A breast cancer sufferer who has been refused the drug Herceptin by her local health authority is to take her case to the High Court.
Elaine Barber, a single mother-of-four, was told she would not be given the drug by North Stoke Primary Care Trust.
Ms Barber's doctor recommended that she was treated with Herceptin, but she received a letter yesterday refusing treatment on grounds of resources.
The trust also said there was a lack of current evidence supporting the long-term efficacy of the drug.
Ms Barber, from Stoke-on-Trent, Staffordshire, contracted the disease in August 2004 and is currently in remission.
She said: "I am shattered by this news - I cannot believe that my life is being measured in pounds. I intend to fight this decision and will take this battle to the High Court, not only for myself but also for the many other women who will die if this essential drug is not made available to women who need it."
It is thought to be the first case of its type to be taken to the High Court, challenging the trust's refusal to provide the drug.
Mr Barber's solicitor, Yogi Amin, from law firm Irwin Mitchell, has applied to the High Court for an urgent hearing.
He said: " This is devastating news. The case is with the High Court and we fully intend to ask the court to consider the case within the week. We will argue under the Human Rights Act for Elaine to receive this life-saving treatment.

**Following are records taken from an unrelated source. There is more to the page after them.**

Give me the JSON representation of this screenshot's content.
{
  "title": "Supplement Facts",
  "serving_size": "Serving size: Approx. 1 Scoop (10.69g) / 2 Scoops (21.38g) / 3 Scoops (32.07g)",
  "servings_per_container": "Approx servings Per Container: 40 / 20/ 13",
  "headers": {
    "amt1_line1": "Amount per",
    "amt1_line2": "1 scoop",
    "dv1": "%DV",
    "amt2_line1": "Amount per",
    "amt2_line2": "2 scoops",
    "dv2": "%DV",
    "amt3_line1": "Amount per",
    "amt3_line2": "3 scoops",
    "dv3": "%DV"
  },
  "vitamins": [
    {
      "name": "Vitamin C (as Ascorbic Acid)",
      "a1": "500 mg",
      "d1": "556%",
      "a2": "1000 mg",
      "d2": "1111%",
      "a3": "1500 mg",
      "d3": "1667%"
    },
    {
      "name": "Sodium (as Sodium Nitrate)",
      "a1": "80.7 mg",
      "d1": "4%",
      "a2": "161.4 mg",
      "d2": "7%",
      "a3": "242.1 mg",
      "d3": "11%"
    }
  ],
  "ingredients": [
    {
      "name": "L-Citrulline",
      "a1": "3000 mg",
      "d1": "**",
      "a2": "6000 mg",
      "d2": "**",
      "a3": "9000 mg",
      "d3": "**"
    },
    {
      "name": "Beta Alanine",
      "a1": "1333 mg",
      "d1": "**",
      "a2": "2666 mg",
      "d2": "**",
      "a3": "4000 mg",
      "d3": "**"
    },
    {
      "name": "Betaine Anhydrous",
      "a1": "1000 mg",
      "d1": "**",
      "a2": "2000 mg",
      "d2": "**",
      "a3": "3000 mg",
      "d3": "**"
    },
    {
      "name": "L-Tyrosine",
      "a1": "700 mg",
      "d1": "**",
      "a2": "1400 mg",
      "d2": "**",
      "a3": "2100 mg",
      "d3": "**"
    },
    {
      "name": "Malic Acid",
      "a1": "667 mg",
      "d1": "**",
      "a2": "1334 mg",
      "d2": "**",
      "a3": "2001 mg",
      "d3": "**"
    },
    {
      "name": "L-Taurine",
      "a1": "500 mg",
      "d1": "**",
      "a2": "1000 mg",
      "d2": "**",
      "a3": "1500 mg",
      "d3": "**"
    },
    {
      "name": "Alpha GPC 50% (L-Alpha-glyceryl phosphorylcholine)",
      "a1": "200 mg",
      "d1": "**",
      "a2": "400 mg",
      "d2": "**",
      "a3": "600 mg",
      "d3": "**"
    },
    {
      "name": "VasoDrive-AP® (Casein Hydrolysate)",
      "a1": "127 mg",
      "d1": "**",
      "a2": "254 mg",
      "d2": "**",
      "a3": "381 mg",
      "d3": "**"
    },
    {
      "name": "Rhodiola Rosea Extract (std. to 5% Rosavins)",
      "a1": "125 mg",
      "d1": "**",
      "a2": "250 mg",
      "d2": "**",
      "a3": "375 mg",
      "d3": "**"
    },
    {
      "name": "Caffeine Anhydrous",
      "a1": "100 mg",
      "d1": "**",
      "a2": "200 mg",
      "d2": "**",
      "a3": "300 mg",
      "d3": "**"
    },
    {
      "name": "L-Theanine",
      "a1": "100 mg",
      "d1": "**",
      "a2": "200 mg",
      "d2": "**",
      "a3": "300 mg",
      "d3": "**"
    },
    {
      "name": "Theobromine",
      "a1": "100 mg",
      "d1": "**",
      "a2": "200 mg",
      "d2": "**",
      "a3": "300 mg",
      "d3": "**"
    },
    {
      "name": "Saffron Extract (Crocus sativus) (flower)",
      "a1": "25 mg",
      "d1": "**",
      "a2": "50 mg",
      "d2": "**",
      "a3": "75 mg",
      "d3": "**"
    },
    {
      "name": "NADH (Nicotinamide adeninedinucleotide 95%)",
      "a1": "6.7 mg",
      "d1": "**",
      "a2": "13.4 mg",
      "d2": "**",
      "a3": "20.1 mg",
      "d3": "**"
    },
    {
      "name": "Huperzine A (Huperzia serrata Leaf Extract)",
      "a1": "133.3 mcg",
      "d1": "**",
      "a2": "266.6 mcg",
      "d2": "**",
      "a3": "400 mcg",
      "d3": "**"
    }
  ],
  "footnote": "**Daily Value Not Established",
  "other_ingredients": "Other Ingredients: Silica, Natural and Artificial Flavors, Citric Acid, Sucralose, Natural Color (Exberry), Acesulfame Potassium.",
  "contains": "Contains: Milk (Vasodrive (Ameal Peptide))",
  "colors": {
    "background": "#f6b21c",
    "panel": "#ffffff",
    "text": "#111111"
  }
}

"This is because Elaine's most basic right is the right to life. This decision is wrong in our view and will set a dangerous precedent which will cost lives."
Last month, a study revealed that the cancer drug reduced the risk of cancer returning by nearly 50 per cent among women with early stage Her2 breast cancer.
The Government has said all women diagnosed with early stage breast cancer would be tested to see if they are suitable for treatment with Herceptin following growing pressure from the public and patients.
Adam Whittaker, for the North Stoke Primary Care Trust, said: "North Stoke PCT is aware of the very difficult position that patients with early Her2 positive breast cancer currently face."
He said the trust had carefully reviewed the clinical effectiveness of Herceptin and recognised that it has the potential to be a "significant" advance in treatment.
"At this stage, however, the evidence of this as a costeffective use of the finite health resources available for North Stoke patients is not confirmed," he said.
"It would therefore be premature to agree to introduce it as a routine treatment.
"To do so could seriously affect the availability of care to other patients, including those with other cancers."
But he insisted the trust supported the use of Herceptin for women with advanced breast cancer and would continue to monitor the situation.
Health Secretary Patricia Hewitt said: "I have urgently asked the PCT to show the Department the evidence they have used as the basis of their decision not to fund Herceptin, including the report they refer to by the Aggressive Research Intelligence Facility.
"I am very concerned by North Stoke PCT's decision. We have already arranged an urgent meeting with the PCT and Strategic Health Authority later this week to discuss their approach to funding Herceptin."